Lettura panoramica → Scelta → Schematizzazione → Suddivisione in passi → Verifica finale.

1. Lettura panoramica (5 minuti). Leggi entrambi i problemi e tutti i quesiti prima di iniziare. Identifica l’area dominante di ciascun problema (è di meccanica? di induzione? di relatività?). Stima a colpo d’occhio quale ti riesce più sicuro.

2. Scelta (rapida, definitiva). Scelto il problema, non tornarci sopra. Il tempo speso a cambiare idea è sempre tempo perso.

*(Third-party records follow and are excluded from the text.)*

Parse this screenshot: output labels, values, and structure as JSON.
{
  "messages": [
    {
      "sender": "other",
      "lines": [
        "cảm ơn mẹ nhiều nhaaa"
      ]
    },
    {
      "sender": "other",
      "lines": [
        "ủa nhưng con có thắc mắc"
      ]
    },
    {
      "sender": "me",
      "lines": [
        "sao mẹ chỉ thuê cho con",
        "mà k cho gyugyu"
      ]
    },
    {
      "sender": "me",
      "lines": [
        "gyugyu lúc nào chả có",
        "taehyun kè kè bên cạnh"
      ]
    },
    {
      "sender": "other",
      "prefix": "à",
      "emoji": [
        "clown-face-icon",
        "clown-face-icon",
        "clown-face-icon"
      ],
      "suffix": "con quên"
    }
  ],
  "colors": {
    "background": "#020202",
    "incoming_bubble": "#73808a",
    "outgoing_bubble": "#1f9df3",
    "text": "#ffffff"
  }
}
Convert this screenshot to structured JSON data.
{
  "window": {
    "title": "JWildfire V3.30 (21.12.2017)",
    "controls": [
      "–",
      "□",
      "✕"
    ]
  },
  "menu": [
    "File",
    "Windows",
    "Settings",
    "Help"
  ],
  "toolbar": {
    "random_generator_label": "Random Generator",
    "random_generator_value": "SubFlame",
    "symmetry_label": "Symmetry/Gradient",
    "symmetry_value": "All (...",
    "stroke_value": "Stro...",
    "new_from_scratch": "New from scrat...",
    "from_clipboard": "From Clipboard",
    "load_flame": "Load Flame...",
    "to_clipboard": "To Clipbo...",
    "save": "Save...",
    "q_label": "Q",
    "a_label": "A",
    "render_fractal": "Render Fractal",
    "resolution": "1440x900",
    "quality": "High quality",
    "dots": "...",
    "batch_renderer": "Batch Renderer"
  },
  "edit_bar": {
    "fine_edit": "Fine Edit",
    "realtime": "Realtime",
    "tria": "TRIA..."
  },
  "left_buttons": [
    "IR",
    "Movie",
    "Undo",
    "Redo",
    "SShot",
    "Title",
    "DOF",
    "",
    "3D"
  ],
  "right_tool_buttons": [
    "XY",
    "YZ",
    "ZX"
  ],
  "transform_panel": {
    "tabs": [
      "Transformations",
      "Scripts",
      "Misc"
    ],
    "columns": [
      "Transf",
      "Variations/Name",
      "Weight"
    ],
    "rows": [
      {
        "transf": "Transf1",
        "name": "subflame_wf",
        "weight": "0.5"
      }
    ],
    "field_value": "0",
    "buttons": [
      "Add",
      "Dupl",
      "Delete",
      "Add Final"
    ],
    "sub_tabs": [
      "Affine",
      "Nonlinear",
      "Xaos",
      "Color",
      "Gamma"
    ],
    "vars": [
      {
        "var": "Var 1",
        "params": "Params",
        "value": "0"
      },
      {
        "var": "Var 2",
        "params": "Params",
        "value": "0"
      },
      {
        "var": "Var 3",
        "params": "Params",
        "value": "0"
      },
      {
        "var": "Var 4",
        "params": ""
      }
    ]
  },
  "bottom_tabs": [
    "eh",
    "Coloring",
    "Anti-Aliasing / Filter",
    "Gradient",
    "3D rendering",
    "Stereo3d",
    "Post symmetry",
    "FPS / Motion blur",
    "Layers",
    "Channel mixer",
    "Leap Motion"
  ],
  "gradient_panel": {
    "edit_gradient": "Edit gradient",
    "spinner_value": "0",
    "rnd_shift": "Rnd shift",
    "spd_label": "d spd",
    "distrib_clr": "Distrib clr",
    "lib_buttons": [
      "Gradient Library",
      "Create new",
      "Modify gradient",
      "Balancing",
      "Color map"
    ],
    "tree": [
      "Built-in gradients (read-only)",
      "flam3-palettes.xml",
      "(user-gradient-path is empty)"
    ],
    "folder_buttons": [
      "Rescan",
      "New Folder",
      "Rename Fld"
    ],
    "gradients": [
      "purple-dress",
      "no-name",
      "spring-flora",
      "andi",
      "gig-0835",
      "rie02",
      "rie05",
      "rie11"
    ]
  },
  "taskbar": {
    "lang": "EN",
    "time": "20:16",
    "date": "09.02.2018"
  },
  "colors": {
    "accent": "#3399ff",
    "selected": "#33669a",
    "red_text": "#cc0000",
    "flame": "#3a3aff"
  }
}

3. Schematizzazione. Riformula il problema con le tue parole. Disegna sempre uno schema: diagramma di corpo libero, percorso, circuito, grafico. Indica i versi positivi degli assi, le costanti note, le incognite.

4. Suddivisione in passi piccoli. Un problema multi-argomento si risolve sempre in stadi: prima la cinematica, poi la dinamica, poi l’energia, e così via. Etichetta chiaramente ogni stadio nel foglio, e indica quale legge fisica stai applicando.

5. Verifica finale (5–10 minuti riservati). Controlla unità, segni, limiti, ordini di grandezza.

Il test dell'assurdo

Se il risultato è ”102010^{20} kg di gasolio per arrivare in città”, qualcosa non torna. Un ordine di grandezza plausibile è spesso il modo più rapido per scoprire un errore di calcolo.